Le diabète de type 1 débute dans l’enfance. Afin que les élèves concernés ne soient pas stigmatisés, qu’ils puissent suivre une scolarité normale et participer aux activités, les équipes éducatives doivent être formées et informées.

Témoignage de la maman d’Amélie, 15 ans

Elle avait 6 ans quand elle a recommencé à faire pipi au lit. Nous avons consulté notre médecin de famille, qui a proposé d’envisager un entretien avec un psychologue …
Mais, cinq jours plus tard, c’est en réanimation qu’Amélie a dû être admise pour une « décompensation » de son « diabète de type 1 (DT1) », qui venait de débuter, puis de s’aggraver rapidement. Il est vrai qu’en plus de ce problème d’énurésie, elle buvait beaucoup et avait perdu du poids. Seulement, à cette époque, nous ne connaissions rien à cette maladie. Depuis, on a beaucoup progressé… bien obligés !

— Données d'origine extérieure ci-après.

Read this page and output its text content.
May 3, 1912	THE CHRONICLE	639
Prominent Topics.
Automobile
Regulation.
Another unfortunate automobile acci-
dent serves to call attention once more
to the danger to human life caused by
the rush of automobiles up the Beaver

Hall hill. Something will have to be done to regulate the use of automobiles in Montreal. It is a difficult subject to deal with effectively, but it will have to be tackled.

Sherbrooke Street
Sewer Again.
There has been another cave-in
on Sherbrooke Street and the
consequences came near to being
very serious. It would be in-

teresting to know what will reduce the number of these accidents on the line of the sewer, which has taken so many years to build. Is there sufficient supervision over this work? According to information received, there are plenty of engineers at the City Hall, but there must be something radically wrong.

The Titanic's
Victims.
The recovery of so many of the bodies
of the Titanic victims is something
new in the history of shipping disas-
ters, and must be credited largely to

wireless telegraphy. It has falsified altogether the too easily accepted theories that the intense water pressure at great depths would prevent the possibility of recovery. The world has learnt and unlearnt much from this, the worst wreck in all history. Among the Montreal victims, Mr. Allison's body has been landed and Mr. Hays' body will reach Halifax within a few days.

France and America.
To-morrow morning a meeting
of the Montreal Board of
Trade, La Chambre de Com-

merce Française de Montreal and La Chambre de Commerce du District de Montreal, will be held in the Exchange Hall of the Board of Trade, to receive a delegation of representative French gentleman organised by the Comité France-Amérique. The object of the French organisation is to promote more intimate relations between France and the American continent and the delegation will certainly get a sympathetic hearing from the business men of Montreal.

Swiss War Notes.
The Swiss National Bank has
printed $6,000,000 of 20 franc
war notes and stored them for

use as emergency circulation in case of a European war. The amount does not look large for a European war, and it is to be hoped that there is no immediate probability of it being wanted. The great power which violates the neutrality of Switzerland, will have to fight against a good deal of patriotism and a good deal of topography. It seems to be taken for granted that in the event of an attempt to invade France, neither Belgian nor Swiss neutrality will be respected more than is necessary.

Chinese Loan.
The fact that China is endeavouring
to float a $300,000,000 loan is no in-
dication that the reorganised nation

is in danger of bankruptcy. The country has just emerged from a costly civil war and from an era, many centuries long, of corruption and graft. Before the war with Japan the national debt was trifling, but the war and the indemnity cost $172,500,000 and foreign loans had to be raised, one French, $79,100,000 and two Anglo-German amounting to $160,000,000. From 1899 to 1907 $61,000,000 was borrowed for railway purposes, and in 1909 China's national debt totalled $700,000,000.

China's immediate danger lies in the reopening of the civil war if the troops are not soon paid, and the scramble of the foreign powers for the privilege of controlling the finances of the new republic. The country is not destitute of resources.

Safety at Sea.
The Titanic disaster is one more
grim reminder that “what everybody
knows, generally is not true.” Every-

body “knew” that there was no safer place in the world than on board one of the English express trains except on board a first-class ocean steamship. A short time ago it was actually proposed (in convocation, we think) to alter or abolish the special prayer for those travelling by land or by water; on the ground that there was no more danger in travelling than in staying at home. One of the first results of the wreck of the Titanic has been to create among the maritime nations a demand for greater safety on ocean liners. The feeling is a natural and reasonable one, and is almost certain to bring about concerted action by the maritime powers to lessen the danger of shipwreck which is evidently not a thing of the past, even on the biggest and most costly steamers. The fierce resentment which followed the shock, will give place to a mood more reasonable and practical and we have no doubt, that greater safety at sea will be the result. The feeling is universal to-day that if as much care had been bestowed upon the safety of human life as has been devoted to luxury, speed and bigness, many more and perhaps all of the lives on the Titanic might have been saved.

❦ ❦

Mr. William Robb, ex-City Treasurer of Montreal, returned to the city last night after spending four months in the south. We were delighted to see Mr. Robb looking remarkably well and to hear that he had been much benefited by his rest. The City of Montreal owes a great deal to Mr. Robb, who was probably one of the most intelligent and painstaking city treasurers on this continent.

Après une formation initiale de « diabétologie du quotidien », acquise auprès de l’équipe de diabétologie pédiatrique, nous avons pu reprendre notre vie d’avant, mais d’une façon un peu différente…
Les obstacles que nous avons rencontrés pour l’intégration à l’école, avec le diabète d’Amélie, ont d’abord été assez faciles à surmonter. Bien sûr, il a fallu expliquer et négocier de façon répétée, mais l’école a été, pendant ces premières années, globalement accueillante et compréhensive. Les vraies difficultés ont surtout concerné l’accueil à la cantine et la réalisation des soins à l’école, mais nous avons trouvé un bon soutien de la part des enseignants, avec l’aide du médecin scolaire et de l’équipe de l’hôpital.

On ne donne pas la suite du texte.